Landmark Discoveries

The identification of the cystic fibrosis gene in 1989 by Lap-Chee Tsui, Francis Collins, and colleagues was one of the earliest and most celebrated positional cloning successes. It was a remarkable achievement given that no established chromosome or genome maps existed at the time. The team identified the gene now known as CFTR (cystic fibrosis transmembrane conductance regulator), and pinpointed a specific three-base-pair deletion as the most common disease-causing mutation. Before this discovery, the molecular basis of cystic fibrosis was completely unknown.

By the mid-1990s, positional cloning had identified more than 70 human disease genes. The list reads like a catalog of previously mysterious conditions: spinal muscular atrophy, hereditary nonpolyposis colon cancer, Werner syndrome (a premature aging disorder), spinocerebellar ataxia, Barth syndrome, and the gene encoding leptin (the obesity-regulating hormone), among many others. In each case, the gene was found without prior knowledge of what protein was involved, purely by tracing its position in the genome.

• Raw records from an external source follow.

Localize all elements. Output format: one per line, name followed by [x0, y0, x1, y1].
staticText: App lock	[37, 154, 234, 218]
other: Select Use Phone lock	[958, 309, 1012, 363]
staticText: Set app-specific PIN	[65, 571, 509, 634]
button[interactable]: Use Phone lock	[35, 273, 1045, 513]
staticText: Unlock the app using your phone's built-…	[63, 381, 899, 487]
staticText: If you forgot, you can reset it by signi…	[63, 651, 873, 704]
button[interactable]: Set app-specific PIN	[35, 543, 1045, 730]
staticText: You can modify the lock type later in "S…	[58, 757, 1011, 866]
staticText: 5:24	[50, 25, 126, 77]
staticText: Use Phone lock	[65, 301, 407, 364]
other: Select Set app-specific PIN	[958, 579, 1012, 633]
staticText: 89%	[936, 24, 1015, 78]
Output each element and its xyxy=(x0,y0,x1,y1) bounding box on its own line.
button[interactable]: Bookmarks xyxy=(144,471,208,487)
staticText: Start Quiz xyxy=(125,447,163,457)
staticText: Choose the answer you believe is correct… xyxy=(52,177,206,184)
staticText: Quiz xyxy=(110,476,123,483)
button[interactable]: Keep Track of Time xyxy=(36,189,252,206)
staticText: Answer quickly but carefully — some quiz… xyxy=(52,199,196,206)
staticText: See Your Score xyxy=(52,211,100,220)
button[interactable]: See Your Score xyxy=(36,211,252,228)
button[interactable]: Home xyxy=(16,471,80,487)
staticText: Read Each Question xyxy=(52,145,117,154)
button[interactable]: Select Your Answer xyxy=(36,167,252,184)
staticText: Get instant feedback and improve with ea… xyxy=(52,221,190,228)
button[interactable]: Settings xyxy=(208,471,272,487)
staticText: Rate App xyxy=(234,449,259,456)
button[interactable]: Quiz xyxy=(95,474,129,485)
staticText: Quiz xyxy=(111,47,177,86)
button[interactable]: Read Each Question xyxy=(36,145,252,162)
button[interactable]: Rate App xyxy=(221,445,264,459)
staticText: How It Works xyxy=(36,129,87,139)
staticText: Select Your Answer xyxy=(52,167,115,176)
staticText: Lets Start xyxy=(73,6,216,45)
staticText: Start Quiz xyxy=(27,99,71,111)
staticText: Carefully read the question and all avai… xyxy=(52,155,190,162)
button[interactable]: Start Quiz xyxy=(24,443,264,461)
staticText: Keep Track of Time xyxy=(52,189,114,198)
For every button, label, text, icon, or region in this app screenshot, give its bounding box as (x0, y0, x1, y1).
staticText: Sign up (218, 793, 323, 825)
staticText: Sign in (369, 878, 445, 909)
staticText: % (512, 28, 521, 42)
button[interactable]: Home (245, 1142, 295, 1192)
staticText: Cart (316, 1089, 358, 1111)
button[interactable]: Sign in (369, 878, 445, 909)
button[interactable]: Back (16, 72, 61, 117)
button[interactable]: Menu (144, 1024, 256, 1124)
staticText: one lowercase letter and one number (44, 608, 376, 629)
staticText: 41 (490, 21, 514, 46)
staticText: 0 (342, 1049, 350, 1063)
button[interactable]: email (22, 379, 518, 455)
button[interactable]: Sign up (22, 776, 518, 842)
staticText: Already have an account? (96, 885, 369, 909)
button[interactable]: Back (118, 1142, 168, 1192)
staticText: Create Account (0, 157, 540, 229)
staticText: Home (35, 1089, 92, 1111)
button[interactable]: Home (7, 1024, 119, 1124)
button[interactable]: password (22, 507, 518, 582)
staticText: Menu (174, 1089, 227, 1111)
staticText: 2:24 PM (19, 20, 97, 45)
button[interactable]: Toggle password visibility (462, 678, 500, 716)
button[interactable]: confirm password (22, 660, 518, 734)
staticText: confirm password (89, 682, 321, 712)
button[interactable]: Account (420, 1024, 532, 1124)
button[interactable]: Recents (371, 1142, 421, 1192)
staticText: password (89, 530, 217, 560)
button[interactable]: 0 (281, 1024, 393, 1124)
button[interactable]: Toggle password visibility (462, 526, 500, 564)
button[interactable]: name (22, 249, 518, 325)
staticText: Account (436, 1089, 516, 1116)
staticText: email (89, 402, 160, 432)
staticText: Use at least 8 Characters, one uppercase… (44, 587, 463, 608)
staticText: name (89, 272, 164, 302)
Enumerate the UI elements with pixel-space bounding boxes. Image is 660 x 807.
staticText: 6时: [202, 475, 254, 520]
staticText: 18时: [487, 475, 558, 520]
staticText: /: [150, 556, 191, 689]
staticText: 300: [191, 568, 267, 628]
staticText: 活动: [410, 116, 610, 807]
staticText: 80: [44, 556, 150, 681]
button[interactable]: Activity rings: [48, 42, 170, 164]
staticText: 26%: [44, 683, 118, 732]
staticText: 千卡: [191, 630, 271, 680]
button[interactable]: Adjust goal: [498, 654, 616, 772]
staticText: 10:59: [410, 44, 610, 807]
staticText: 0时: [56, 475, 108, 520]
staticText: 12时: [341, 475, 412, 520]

How Modern Sequencing Changed the Process

The core logic of positional cloning still holds, but the tools have changed dramatically. Whole-exome sequencing and whole-genome sequencing can now read all of a person’s genes in a matter of days, compressing months of laboratory work into a computational analysis. In practice, many modern gene discovery projects combine the traditional linkage approach with next-generation sequencing.

A study of a large Chinese family with inherited acute myeloid leukemia illustrates how the hybrid approach works. Researchers first ran a genome-wide linkage scan using a high-density array of genetic markers, identifying a candidate region on chromosome 20 with a LOD score of 3.56. They then used targeted sequencing to read every gene within that region, plus whole-exome sequencing for comparison. This combination revealed a single missense mutation in a gene called TGM6 that was present in every affected family member and absent in 530 healthy controls. Traditional Sanger sequencing confirmed the finding. The entire workflow, from linkage scan to confirmed mutation, was far faster than classical positional cloning would have been.

Even with powerful sequencing technology, linkage analysis remains valuable. Sequencing a genome produces millions of variants, most of which are harmless. Linkage analysis narrows the search space so that only variants within the linked region need to be evaluated, dramatically reducing the number of false leads. Positional cloning, in this sense, hasn’t been replaced. It has been accelerated.